Targeting households that are experiencing homelessness, The Road Home in Salt Lake City, Utah, expanded its shared housing work by sponsoring the development and deployment of a shared housing training for housing authorities. This groundbreaking shared housing training, the first of its kind, focused on building housing authorities staff capacity to support shared housing. The client-focused videos and training materials were based on HUD’s recent notice reminding housing authorities that shared housing is a viable option for all Housing Choice Voucher holders. The Road Home worked with the Shared Housing Institute to hold community forums and trainings that resulted in the development of systemwide goals to increase shared housing placements. The Road Home staff view shared housing as a client-centered approach to rapidly resolve homelessness and are implementing this approach across a variety of housing programs.
Shared Housing Funding Opportunities
Today, we have an unprecedented opportunity to expand shared housing options with expanded federal funding sources, including HUD-funded programs such as ESG, ESG-CV, Housing Choice Vouchers, HOME-TBRA, and all other types of funding for rapid-rehousing.

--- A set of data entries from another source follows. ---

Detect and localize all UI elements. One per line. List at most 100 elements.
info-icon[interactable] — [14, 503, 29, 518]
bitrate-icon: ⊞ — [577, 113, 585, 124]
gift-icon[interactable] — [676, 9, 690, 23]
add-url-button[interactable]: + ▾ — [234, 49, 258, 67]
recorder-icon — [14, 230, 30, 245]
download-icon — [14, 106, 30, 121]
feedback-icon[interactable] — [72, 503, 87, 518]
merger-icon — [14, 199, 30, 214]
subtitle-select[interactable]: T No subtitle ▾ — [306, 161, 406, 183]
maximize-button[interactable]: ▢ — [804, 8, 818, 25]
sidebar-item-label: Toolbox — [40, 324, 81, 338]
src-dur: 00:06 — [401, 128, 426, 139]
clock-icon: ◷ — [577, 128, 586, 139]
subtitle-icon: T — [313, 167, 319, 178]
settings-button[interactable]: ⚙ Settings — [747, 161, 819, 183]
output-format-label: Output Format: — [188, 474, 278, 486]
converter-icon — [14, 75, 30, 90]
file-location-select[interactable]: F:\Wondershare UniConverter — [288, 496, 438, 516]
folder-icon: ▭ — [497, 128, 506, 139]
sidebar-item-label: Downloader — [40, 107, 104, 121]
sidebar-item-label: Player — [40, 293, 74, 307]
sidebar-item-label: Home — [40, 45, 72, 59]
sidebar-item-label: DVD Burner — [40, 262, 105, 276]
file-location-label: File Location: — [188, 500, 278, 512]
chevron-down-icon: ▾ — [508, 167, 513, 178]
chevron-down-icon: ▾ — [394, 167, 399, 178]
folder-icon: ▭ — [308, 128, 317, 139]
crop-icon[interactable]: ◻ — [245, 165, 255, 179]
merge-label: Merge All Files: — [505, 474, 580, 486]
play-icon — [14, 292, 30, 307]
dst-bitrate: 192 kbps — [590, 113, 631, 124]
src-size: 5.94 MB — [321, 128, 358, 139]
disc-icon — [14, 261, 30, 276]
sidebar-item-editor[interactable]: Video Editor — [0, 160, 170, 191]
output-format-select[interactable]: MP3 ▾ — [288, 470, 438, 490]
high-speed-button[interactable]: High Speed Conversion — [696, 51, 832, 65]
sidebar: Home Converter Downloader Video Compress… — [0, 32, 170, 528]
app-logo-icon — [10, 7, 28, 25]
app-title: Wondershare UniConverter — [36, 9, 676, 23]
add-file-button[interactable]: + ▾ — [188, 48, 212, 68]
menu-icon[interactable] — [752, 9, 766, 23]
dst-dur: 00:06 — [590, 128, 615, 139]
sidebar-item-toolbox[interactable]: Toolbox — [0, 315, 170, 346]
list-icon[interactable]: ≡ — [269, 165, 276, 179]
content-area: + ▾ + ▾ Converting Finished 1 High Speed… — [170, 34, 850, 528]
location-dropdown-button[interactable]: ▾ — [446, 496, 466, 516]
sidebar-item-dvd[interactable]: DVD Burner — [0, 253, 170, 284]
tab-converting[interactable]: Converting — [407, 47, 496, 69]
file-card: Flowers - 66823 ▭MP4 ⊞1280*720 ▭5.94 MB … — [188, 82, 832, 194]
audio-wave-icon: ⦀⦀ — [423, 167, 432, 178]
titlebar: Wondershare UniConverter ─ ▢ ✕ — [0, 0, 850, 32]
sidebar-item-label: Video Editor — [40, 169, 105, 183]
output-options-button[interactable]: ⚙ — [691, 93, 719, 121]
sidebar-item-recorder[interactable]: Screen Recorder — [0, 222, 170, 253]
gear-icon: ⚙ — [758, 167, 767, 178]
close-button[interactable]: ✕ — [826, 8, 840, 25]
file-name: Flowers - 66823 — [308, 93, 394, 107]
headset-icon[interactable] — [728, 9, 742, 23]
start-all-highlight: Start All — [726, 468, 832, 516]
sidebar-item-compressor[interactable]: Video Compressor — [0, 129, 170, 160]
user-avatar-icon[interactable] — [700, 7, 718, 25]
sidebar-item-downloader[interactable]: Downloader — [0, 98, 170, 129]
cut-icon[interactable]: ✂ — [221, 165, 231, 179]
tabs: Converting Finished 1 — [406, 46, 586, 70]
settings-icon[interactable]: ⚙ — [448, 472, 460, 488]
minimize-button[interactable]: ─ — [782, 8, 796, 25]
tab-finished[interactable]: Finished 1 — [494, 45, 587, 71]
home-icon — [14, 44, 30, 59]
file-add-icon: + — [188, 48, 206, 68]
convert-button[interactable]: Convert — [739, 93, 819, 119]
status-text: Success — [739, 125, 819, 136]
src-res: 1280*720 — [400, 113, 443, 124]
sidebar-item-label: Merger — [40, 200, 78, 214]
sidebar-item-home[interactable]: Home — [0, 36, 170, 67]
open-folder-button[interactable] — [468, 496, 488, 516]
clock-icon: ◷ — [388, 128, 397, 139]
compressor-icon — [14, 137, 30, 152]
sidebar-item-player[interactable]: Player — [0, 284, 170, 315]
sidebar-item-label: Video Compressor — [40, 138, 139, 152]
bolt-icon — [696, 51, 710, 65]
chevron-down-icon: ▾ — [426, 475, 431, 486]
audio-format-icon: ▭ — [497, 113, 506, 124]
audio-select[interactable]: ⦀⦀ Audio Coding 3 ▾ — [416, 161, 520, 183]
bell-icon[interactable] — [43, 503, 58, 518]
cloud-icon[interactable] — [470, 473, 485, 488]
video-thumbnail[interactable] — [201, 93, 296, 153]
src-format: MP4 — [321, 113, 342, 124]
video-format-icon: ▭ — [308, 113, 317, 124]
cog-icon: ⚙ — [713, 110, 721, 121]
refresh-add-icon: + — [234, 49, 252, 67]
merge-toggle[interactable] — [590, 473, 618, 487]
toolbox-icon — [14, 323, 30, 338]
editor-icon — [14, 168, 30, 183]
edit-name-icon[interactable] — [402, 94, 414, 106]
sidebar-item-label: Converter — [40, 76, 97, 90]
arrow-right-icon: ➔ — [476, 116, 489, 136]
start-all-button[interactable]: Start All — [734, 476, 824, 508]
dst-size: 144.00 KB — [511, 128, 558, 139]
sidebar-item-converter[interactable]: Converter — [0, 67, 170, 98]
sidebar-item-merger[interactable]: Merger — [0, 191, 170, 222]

As service systems we have done great things, but we have gone off course in not honoring client choice in rapid housing placements, with far too many available housing options not being explored as viable pathways to exiting homelessness. Shared housing is a way forward, a way to make the impossible possible.
We are urgently called to expand system-wide client-centered shared housing options to promote the fundamental human right of housing, support people in their drive towards self-determination, and enhance the self-respect of clients as they choose among dynamic housing opportunities. Systematically promoting the attainment of available shared housing cultivates in staff the satisfaction of offering people more ways to exit both homelessness and loneliness, and the beauty of being part of collective creative action. City, county and regional homelessness system leaders can join a shared housing learning collaborative to undertake shared housing capacity-building, connect with national program leaders, and commit to do all that it takes to systematically shift toward shared housing as a normative choice for all housing assistance options.